I messed up a bit on the previous bit of backtesting, although the way I messed up was informative. The previous round of backtesting tested the beatflukes variant (not vanilla), and each year had all the game results of the previous seasons in my dataset. So, 2006′s results was using a beatpath graph based off of game outcomes from 2003 – 2006.
I’ve managed to configure the backtesting script a bit more correctly now, and I’ve also included a first stab of the tiebreaker method that uses paths in and paths out, which is what Moose uses for his non-weighted rankings. Below is the grid for the vanilla variant.

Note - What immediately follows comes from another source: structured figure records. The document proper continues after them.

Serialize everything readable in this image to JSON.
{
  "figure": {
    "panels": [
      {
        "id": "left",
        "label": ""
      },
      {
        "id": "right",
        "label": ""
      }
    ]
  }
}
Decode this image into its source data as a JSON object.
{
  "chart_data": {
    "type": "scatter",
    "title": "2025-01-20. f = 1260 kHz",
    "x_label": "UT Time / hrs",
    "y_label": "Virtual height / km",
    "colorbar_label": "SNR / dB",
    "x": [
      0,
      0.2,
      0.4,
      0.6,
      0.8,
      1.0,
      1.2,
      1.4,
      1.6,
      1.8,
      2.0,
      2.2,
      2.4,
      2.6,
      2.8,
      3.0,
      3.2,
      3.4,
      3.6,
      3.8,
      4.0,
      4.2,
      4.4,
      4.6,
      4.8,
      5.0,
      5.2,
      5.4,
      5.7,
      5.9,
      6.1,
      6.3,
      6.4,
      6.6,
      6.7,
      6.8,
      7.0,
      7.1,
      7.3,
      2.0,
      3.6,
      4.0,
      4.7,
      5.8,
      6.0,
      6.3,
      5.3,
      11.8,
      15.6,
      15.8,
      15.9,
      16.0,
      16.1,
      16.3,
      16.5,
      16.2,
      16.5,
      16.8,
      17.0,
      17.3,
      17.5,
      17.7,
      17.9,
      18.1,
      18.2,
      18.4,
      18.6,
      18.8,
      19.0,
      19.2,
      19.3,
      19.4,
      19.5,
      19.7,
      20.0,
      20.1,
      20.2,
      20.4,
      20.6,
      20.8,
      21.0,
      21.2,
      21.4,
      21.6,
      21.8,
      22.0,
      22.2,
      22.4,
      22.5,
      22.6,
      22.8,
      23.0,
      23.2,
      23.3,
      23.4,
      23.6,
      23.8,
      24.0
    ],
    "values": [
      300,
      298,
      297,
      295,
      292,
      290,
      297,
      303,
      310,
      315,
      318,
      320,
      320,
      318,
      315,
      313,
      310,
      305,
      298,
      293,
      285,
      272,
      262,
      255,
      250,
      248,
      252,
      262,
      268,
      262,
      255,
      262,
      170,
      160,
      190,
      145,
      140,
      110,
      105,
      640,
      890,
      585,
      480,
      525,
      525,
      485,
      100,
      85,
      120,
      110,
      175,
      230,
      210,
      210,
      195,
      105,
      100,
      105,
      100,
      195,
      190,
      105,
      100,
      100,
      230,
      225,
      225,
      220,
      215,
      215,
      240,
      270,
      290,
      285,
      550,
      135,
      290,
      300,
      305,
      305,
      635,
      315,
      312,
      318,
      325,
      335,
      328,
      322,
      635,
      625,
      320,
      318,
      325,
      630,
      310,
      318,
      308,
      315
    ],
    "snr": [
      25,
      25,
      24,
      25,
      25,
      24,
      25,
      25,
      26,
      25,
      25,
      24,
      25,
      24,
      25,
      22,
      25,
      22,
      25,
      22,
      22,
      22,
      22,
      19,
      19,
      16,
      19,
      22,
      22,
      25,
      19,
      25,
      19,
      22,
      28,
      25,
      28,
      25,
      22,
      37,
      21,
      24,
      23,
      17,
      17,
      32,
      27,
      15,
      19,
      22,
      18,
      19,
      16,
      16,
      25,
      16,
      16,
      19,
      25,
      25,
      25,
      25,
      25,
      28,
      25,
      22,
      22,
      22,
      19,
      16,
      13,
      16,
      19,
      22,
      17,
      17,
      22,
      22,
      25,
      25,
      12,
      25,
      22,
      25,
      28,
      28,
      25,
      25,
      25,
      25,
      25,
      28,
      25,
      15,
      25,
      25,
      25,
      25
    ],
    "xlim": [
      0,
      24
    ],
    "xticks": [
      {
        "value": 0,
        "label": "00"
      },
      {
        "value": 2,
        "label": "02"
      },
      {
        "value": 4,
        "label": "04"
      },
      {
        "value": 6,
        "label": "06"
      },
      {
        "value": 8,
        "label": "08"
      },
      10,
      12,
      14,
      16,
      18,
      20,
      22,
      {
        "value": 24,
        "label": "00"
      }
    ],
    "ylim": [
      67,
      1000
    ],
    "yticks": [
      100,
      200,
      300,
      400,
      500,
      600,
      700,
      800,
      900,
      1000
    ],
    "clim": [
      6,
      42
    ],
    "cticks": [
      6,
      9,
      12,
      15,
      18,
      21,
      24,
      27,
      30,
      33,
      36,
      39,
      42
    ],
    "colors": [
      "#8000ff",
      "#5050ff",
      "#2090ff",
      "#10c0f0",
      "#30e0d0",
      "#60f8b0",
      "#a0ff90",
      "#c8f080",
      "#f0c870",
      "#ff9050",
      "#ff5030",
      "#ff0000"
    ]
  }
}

| Year | Random | uNet | Prev. Week | Beatloop Str. | Fractional | BPower/Win/Loop | Str. of Beatwins | Bucklin | UPower | UPower/Loop | UNet-Lookahead | Paths In/Out |
| 2004 (50-33) | 149-118 | 160-107 | 153-114 | 158-109 | 153-114 | 162-105 | 158-109 | 156-111 | 153-114 | 161-106 | 153-114 | 157-110 |
| 2005 (71-30) | 160-107 | 167-100 | 167-100 | 164-103 | 165-102 | 162-105 | 169-98 | 168-99 | 165-102 | 162-105 | 167-100 | 167-100 |
| 2006 (56-46) | 147-120 | 154-113 | 151-116 | 150-117 | 154-113 | 156-111 | 155-112 | 154-113 | 154-113 | 153-114 | 151-116 | 150-117 |
| 2007 (89-35) | 166-101 | 170-97 | 160-107 | 162-105 | 168-99 | 170-97 | 166-101 | 170-97 | 168-99 | 169-98 | 160-107 | 173-94 |
| 2008 (73-44) | 156-110 | 152-114 | 157-109 | 158-108 | 152-114 | 147-119 | 154-112 | 159-107 | 152-114 | 148-118 | 157-109 | 152-114 |
| TOTAL: 64.33% | 58.32% | 60.19% | 59.07% | 59.37% | 59.37% | 59.74% | 60.12% | 60.49% | 59.37% | 59.45% | 59.07% | 59.90% |
And here are all the tiebreaker variants for single-year data sets using beatflukes graphs:
| Year | Random | uNet | Prev. Week | Beatloop Str. | Fractional | BPower/Win/Loop | Str. of Beatwins | Bucklin | UPower | UPower/Loop | UNet-Lookahead | Paths In/Out |
| 2004 (54-34) | 151-116 | 157-110 | 152-115 | 161-106 | 156-111 | 161-106 | 159-108 | 156-111 | 156-111 | 158-109 | 152-115 | 158-109 |
| 2005 (76-35) | 152-115 | 169-98 | 168-99 | 168-99 | 168-99 | 165-102 | 172-95 | 166-101 | 168-99 | 162-105 | 168-99 | 165-102 |
| 2006 (67-53) | 146-121 | 145-122 | 151-116 | 148-119 | 148-119 | 153-114 | 146-121 | 148-119 | 148-119 | 150-117 | 151-116 | 147-120 |
| 2007 (89-37) | 161-106 | 172-95 | 166-101 | 164-103 | 167-100 | 175-92 | 166-101 | 167-100 | 167-100 | 171-96 | 166-101 | 173-94 |
| 2008 (80-49) | 154-112 | 156-110 | 159-107 | 161-105 | 156-110 | 153-113 | 159-107 | 165-101 | 156-110 | 152-114 | 159-107 | 155-111 |
| TOTAL: 63.76% | 57.27% | 59.90% | 59.67% | 60.12% | 59.60% | 60.49% | 60.12% | 60.12% | 59.60% | 59.45% | 59.67% | 59.82% |
So, conclusions? First it’s odd and a bit discouraging that the accuracy for a season is pretty much indistinguishable from accuracy based off of multiple seasons of games all mixed together. As for the accuracy levels, I found one resource saying that Isaacson-Tarbell was 158-97-1 in 2008 – in the regular season. That’s 61.9%. None of the variants beat that, but the actual beatpath picks (a subset of all the games) do beat that. But, who’s to say that Isaacson-Tarbell wouldn’t pick that same subset even more accurately? At any rate, further investigation is required to see if some combination of beatpaths picks, better-record, and home team could beat Isaacson-Tarbell.